01. The Business Challenge
Navigating the healthcare system is often an overwhelming experience that leads to delayed interventions. Patients frequently lack the medical literacy required to translate their physical symptoms into specific medical conditions, or to determine the correct specialist to see (e.g., knowing that excessive thirst and fatigue requires an Endocrinologist).
Friction in Accessing Care
There was a critical need for an intuitive system that empowers users to seek early care, bridging the knowledge gap without bypassing the necessity of professional medical consultation.
Risk Mitigation
Dual-engine clinical accuracy
2.2M+ Providers
CMS Data Catalog integration
Custom KB
Disease-symptom mapping
02. Strategic Architecture
To address this friction, we built a multi-stage pipeline utilizing a custom knowledge base and deterministic database matching to ensure absolute medical accuracy.
NLP Tokenization
Translates plain English descriptions into clinical markers, bypassing rigid drop-down menus.
Diagnostic Triangulation
Queries a structured disease database for the top 2 conditions, while an LLM independently hypothesizes a 3rd condition to prevent generative hallucinations.
Intelligent Routing
Maps conditions to Field IDs to recommend localized doctors.
03. Infrastructure & Trade-Offs
Custom Knowledge Base vs. RAG
Initially explored Retrieval-Augmented Generation (RAG) frameworks like ChromaDB. However, we strategically pivoted to building a custom, highly-structured disease-symptom mapping system. This eliminated the retrieval latency and hallucination risks inherent to vector search, guaranteeing strict clinical boundaries when feeding context to the LLM.
Deployment Resource Management
Successfully deployed the MVP via PythonAnywhere, requiring significant backend optimization to manage a strict 100MB database upload limit while processing millions of CMS provider records.

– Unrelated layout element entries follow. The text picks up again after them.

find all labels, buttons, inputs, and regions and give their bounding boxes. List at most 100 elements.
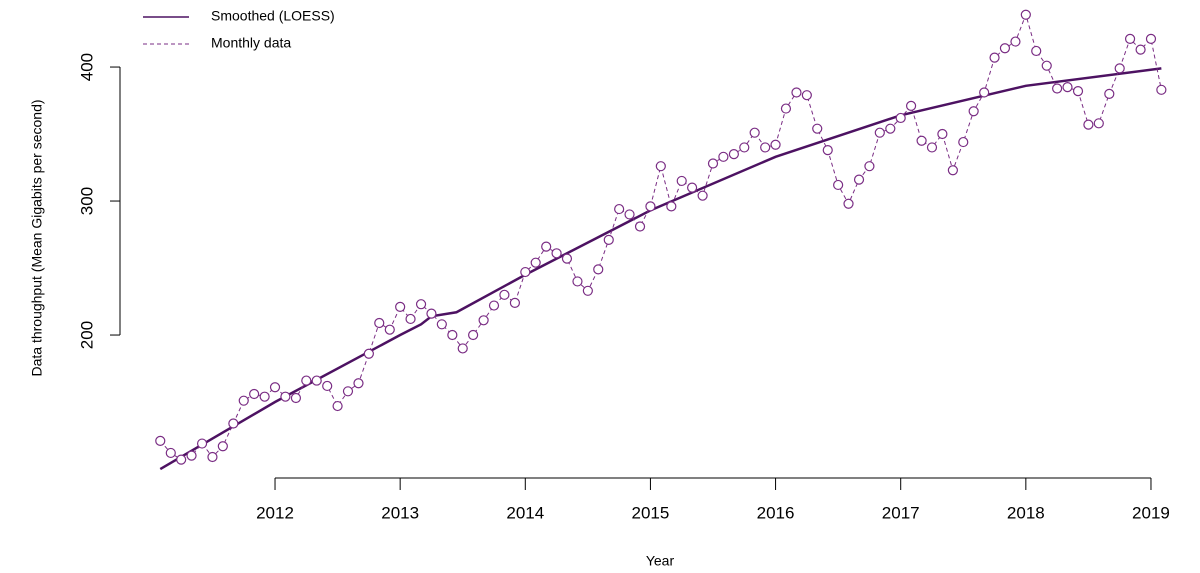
data-point (1093, 118, 1104, 129)
data-point (426, 308, 437, 319)
data-point (1083, 119, 1094, 130)
legend-label: Smoothed (LOESS) (211, 8, 335, 24)
data-point (541, 241, 552, 252)
data-point (968, 106, 979, 117)
data-point (624, 209, 635, 220)
data-point (228, 418, 239, 429)
data-point (947, 165, 958, 176)
data-point (1145, 33, 1157, 45)
data-point (155, 435, 166, 446)
data-point (269, 382, 281, 393)
data-point (1010, 36, 1021, 47)
data-point (551, 248, 562, 259)
data-point (395, 301, 406, 312)
data-point (280, 391, 291, 402)
data-point (311, 375, 322, 386)
data-point (864, 161, 875, 172)
data-point (447, 329, 458, 341)
x-tick-label: 2017 (882, 503, 920, 522)
data-point (478, 315, 489, 326)
data-point (760, 142, 771, 153)
y-tick-label: 300 (77, 187, 96, 215)
data-point (593, 264, 604, 275)
data-point (363, 348, 374, 359)
data-point (468, 329, 479, 341)
data-point (301, 375, 312, 386)
data-point (853, 174, 865, 185)
data-point (207, 451, 218, 463)
legend-label: Monthly data (211, 35, 291, 51)
x-tick-label: 2018 (1007, 503, 1045, 522)
x-tick-label: 2013 (381, 503, 419, 522)
data-point (582, 285, 593, 296)
data-point (655, 161, 666, 172)
data-point (770, 139, 781, 150)
data-point (791, 87, 802, 98)
x-tick-label: 2016 (757, 503, 795, 522)
series-line (159, 13, 1162, 461)
data-point (1072, 86, 1084, 97)
data-point (780, 103, 792, 114)
data-point (687, 182, 698, 193)
data-point (436, 319, 447, 330)
data-point (196, 438, 208, 449)
data-point (645, 201, 656, 212)
data-point (1124, 33, 1136, 45)
data-point (1104, 88, 1115, 99)
data-point (217, 441, 228, 452)
data-point (697, 190, 708, 201)
data-point (415, 299, 427, 310)
data-point (874, 127, 885, 138)
data-point (1135, 44, 1146, 55)
data-point (176, 454, 187, 465)
data-point (916, 135, 927, 146)
data-point (905, 100, 917, 111)
data-point (384, 324, 395, 335)
y-tick-label: 400 (77, 53, 96, 81)
data-point (979, 87, 990, 98)
x-tick-label: 2015 (632, 503, 670, 522)
data-point (1062, 82, 1073, 93)
data-point (1156, 84, 1167, 95)
data-point (457, 343, 468, 354)
data-point (342, 386, 354, 397)
data-point (499, 289, 510, 300)
data-point (718, 151, 729, 162)
data-point (1041, 60, 1052, 71)
data-point (238, 395, 249, 406)
data-point (833, 179, 844, 191)
data-point (707, 158, 719, 169)
x-tick-label: 2019 (1132, 503, 1170, 522)
data-point (603, 234, 614, 245)
data-point (520, 266, 531, 278)
data-point (634, 221, 646, 232)
data-point (958, 136, 969, 148)
data-point (895, 112, 906, 124)
data-point (186, 450, 197, 461)
series-line (159, 67, 1162, 471)
data-point (885, 123, 896, 134)
data-point (290, 392, 302, 404)
y-tick-label: 200 (77, 321, 96, 349)
data-point (488, 300, 500, 311)
x-tick-label: 2012 (256, 503, 294, 522)
data-point (1052, 83, 1063, 94)
data-point (561, 253, 573, 264)
data-point (989, 52, 1000, 63)
data-point (801, 90, 812, 101)
data-point (405, 313, 416, 325)
data-point (332, 400, 343, 412)
data-point (353, 378, 364, 389)
data-point (812, 123, 823, 134)
data-point (614, 203, 625, 215)
data-point (739, 142, 750, 153)
data-point (926, 142, 938, 153)
x-axis-label: Year (646, 553, 675, 569)
data-point (572, 276, 583, 287)
data-point (749, 127, 760, 138)
data-point (1020, 9, 1031, 20)
data-point (249, 388, 260, 400)
data-point (676, 175, 687, 187)
data-point (666, 201, 677, 212)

Risk Mitigation over Generative Freedom
Purposely restricted the LLM's generative freedom to act merely as a third-party validator ("Diagnostic Triangulation") against our structured medical database. This trade-off prioritized clinical safety over conversational fluidity.
04. Future Scalability
Automated Data Expansion
Outlined an automated ingestion process utilizing LLMs to continuously map emerging diseases, symptoms, and medical specializations to keep the core triage database clinically current.
Feedback Loops
Designed architecture for a dual-rating system allowing users to evaluate both the recommended clinical providers and the accuracy of the platform's initial diagnostic assessment.